Feeding problems, dietary intake and the growth and nutrition of 10 girls with Rett syndrome were reported from the University of Oslo, Norway. All patients had birth weight and length within the normal range until 6 to 24 months of age. A fall off in linear growth occurred in the first 2 years of life, and at follow-up between 3 and 16 years of age, all but 1 had height and/or weight below the 2.5 percentile of healthy children. Oral-motor dysfunctions were common. The mean energy intake was 70% of the U.S. recommendations according to age and 108% according to body weight. The intakes of thiamin, vitamin D, calcium and iron were low. None was anemic. [1]

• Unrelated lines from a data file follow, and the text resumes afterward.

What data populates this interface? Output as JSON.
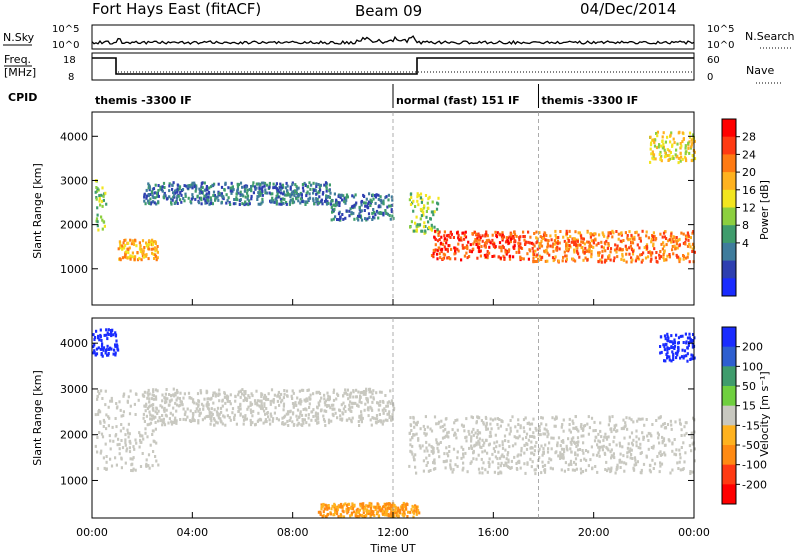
{
  "header": {
    "title": "Fort Hays East (fitACF)",
    "beam": "Beam 09",
    "date": "04/Dec/2014"
  },
  "top_panel": {
    "nsky_label": "N.Sky",
    "nsearch_label": "N.Search",
    "freq_label": "Freq.",
    "freq_unit": "[MHz]",
    "nave_label": "Nave",
    "cpid_label": "CPID",
    "left_ticks_noise": [
      "10^5",
      "10^0"
    ],
    "right_ticks_noise": [
      "10^5",
      "10^0"
    ],
    "left_ticks_freq": [
      "18",
      "8"
    ],
    "right_ticks_nave": [
      "60",
      "0"
    ],
    "cpid_segments": [
      {
        "start_h": 0.0,
        "end_h": 12.0,
        "label": "themis -3300 IF"
      },
      {
        "start_h": 12.0,
        "end_h": 17.8,
        "label": "normal (fast) 151 IF"
      },
      {
        "start_h": 17.8,
        "end_h": 24.0,
        "label": "themis -3300 IF"
      }
    ]
  },
  "x_axis": {
    "label": "Time UT",
    "ticks": [
      "00:00",
      "04:00",
      "08:00",
      "12:00",
      "16:00",
      "20:00",
      "00:00"
    ]
  },
  "chart_data": [
    {
      "type": "heatmap",
      "panel": "power",
      "ylabel": "Slant Range [km]",
      "xlim_hours": [
        0,
        24
      ],
      "ylim": [
        180,
        4550
      ],
      "yticks": [
        1000,
        2000,
        3000,
        4000
      ],
      "colorbar": {
        "label": "Power [dB]",
        "ticks": [
          "4",
          "8",
          "12",
          "16",
          "20",
          "24",
          "28"
        ],
        "colors": [
          "#1a2cff",
          "#2e3fb0",
          "#3f7c9c",
          "#3f9c6c",
          "#8ccf3f",
          "#f2e51f",
          "#ffb21f",
          "#ff7a12",
          "#ff3a12",
          "#ff0000"
        ]
      },
      "echo_bands": [
        {
          "start_h": 0.1,
          "end_h": 0.6,
          "lo_km": 1800,
          "hi_km": 3000,
          "level": 4
        },
        {
          "start_h": 1.0,
          "end_h": 2.6,
          "lo_km": 1200,
          "hi_km": 1650,
          "level": 6
        },
        {
          "start_h": 2.0,
          "end_h": 9.5,
          "lo_km": 2450,
          "hi_km": 2950,
          "level": 2
        },
        {
          "start_h": 9.5,
          "end_h": 12.0,
          "lo_km": 2100,
          "hi_km": 2700,
          "level": 2
        },
        {
          "start_h": 12.6,
          "end_h": 13.8,
          "lo_km": 1800,
          "hi_km": 2700,
          "level": 4
        },
        {
          "start_h": 13.5,
          "end_h": 17.5,
          "lo_km": 1200,
          "hi_km": 1850,
          "level": 8
        },
        {
          "start_h": 17.5,
          "end_h": 24.0,
          "lo_km": 1150,
          "hi_km": 1850,
          "level": 7
        },
        {
          "start_h": 22.2,
          "end_h": 24.0,
          "lo_km": 3400,
          "hi_km": 4100,
          "level": 5
        }
      ]
    },
    {
      "type": "heatmap",
      "panel": "velocity",
      "ylabel": "Slant Range [km]",
      "xlim_hours": [
        0,
        24
      ],
      "ylim": [
        180,
        4550
      ],
      "yticks": [
        1000,
        2000,
        3000,
        4000
      ],
      "colorbar": {
        "label": "Velocity [m s⁻¹]",
        "ticks": [
          "200",
          "100",
          "50",
          "15",
          "-15",
          "-50",
          "-100",
          "-200"
        ],
        "colors": [
          "#1a2cff",
          "#2e5fd0",
          "#3f9c6c",
          "#6fcf3f",
          "#c8c8c0",
          "#ffb21f",
          "#ff8a12",
          "#ff3a12",
          "#ff0000"
        ]
      },
      "echo_bands": [
        {
          "start_h": 0.1,
          "end_h": 2.6,
          "lo_km": 1200,
          "hi_km": 3000,
          "vel": 0
        },
        {
          "start_h": 2.0,
          "end_h": 12.0,
          "lo_km": 2200,
          "hi_km": 3000,
          "vel": 0
        },
        {
          "start_h": 12.6,
          "end_h": 24.0,
          "lo_km": 1150,
          "hi_km": 2400,
          "vel": 0
        },
        {
          "start_h": 0.0,
          "end_h": 1.0,
          "lo_km": 3700,
          "hi_km": 4300,
          "vel": 200
        },
        {
          "start_h": 22.6,
          "end_h": 24.0,
          "lo_km": 3600,
          "hi_km": 4200,
          "vel": 200
        },
        {
          "start_h": 9.0,
          "end_h": 13.0,
          "lo_km": 200,
          "hi_km": 500,
          "vel": -50
        }
      ]
    }
  ]
}
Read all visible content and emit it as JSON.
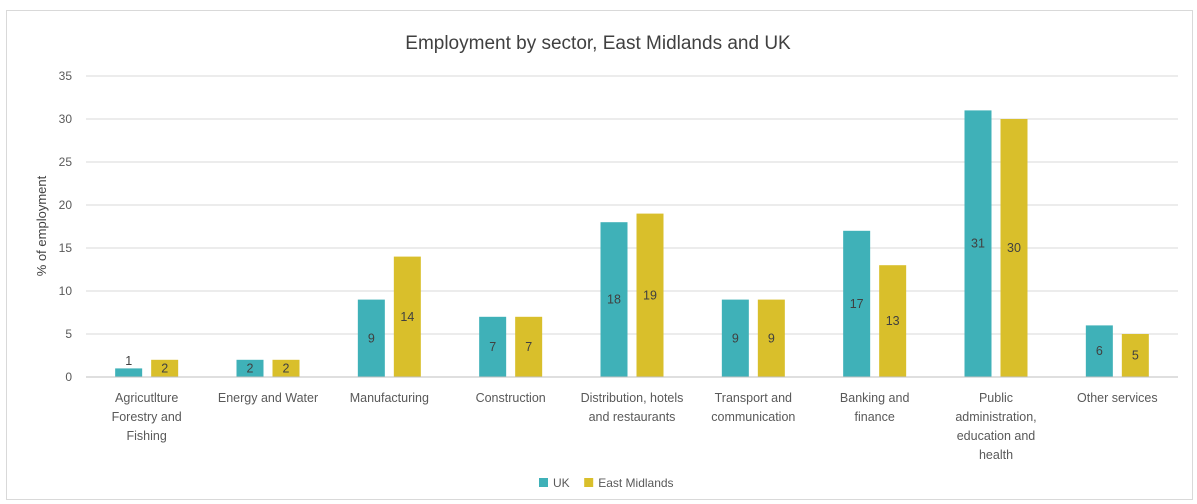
{
  "chart_data": {
    "type": "bar",
    "title": "Employment by sector, East Midlands and UK",
    "xlabel": "",
    "ylabel": "% of employment",
    "ylim": [
      0,
      35
    ],
    "yticks": [
      0,
      5,
      10,
      15,
      20,
      25,
      30,
      35
    ],
    "grid": true,
    "legend_position": "bottom",
    "categories": [
      [
        "Agricutlture",
        "Forestry and",
        "Fishing"
      ],
      [
        "Energy and Water"
      ],
      [
        "Manufacturing"
      ],
      [
        "Construction"
      ],
      [
        "Distribution, hotels",
        "and restaurants"
      ],
      [
        "Transport and",
        "communication"
      ],
      [
        "Banking and",
        "finance"
      ],
      [
        "Public",
        "administration,",
        "education and",
        "health"
      ],
      [
        "Other services"
      ]
    ],
    "series": [
      {
        "name": "UK",
        "color": "#3fb1b8",
        "values": [
          1,
          2,
          9,
          7,
          18,
          9,
          17,
          31,
          6
        ]
      },
      {
        "name": "East Midlands",
        "color": "#d9bf2b",
        "values": [
          2,
          2,
          14,
          7,
          19,
          9,
          13,
          30,
          5
        ]
      }
    ]
  }
}
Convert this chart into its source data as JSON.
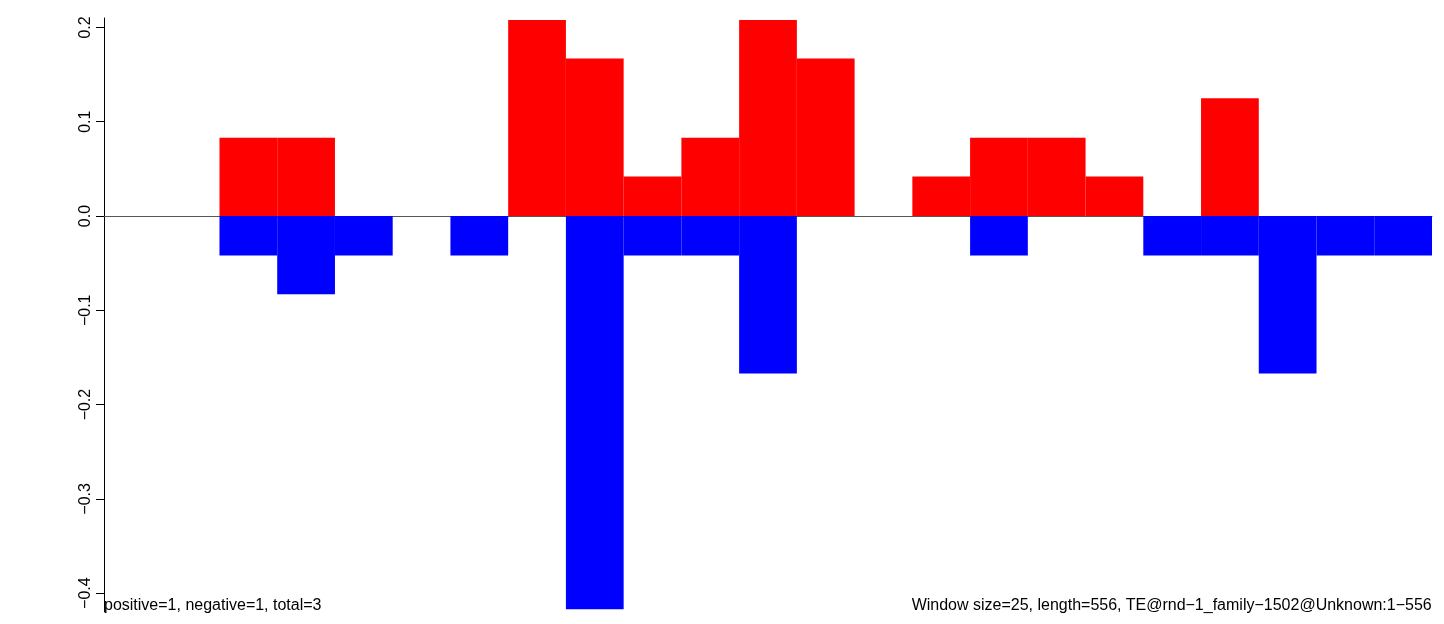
{
  "chart_data": {
    "type": "bar",
    "tick_labels": "y",
    "categories": [
      null,
      null,
      null,
      null,
      null,
      null,
      null,
      null,
      null,
      null,
      null,
      null,
      null,
      null,
      null,
      null,
      null,
      null,
      null,
      null,
      null,
      null,
      null
    ],
    "series": [
      {
        "color": "#ff0000",
        "values": [
          0,
          0,
          0.083,
          0.083,
          0,
          0,
          0,
          0.208,
          0.167,
          0.042,
          0.083,
          0.208,
          0.167,
          0,
          0.042,
          0.083,
          0.083,
          0.042,
          0,
          0.125,
          0,
          0,
          0
        ]
      },
      {
        "color": "#0000ff",
        "values": [
          0,
          0,
          -0.042,
          -0.083,
          -0.042,
          0,
          -0.042,
          0,
          -0.417,
          -0.042,
          -0.042,
          -0.167,
          0,
          0,
          0,
          -0.042,
          0,
          0,
          -0.042,
          -0.042,
          -0.167,
          -0.042,
          -0.042
        ]
      }
    ],
    "ylim": [
      -0.42,
      0.21
    ],
    "yticks": [
      -0.4,
      -0.3,
      -0.2,
      -0.1,
      {
        "value": 0,
        "label": "0.0"
      },
      0.1,
      0.2
    ],
    "annotations": [
      "positive=1, negative=1, total=3",
      "Window size=25, length=556, TE@rnd−1_family−1502@Unknown:1−556"
    ]
  }
}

COMMENT. The authors conclude that feeding problems and inadequate intake of nutrients contribute to the poor weight and growth of girls with Rett syndrome. Consultation with a dietician is important in children with Rett syndrome.

Rett syndrome in a pair of full sisters is reported from Sao Paulo, Brazil [2]. The occurrence of familial cases is very rare and up to now, 3 pairs of full sisters, 2 pairs of half sisters, and 1 aunt/niece pair had been reported. All 2 pairs of female dizygotic twins have been discordant and all 8 pairs of monozygotic twins have been concordant for the disease. The parents of the reported sisters with Rett syndrome were unrelated.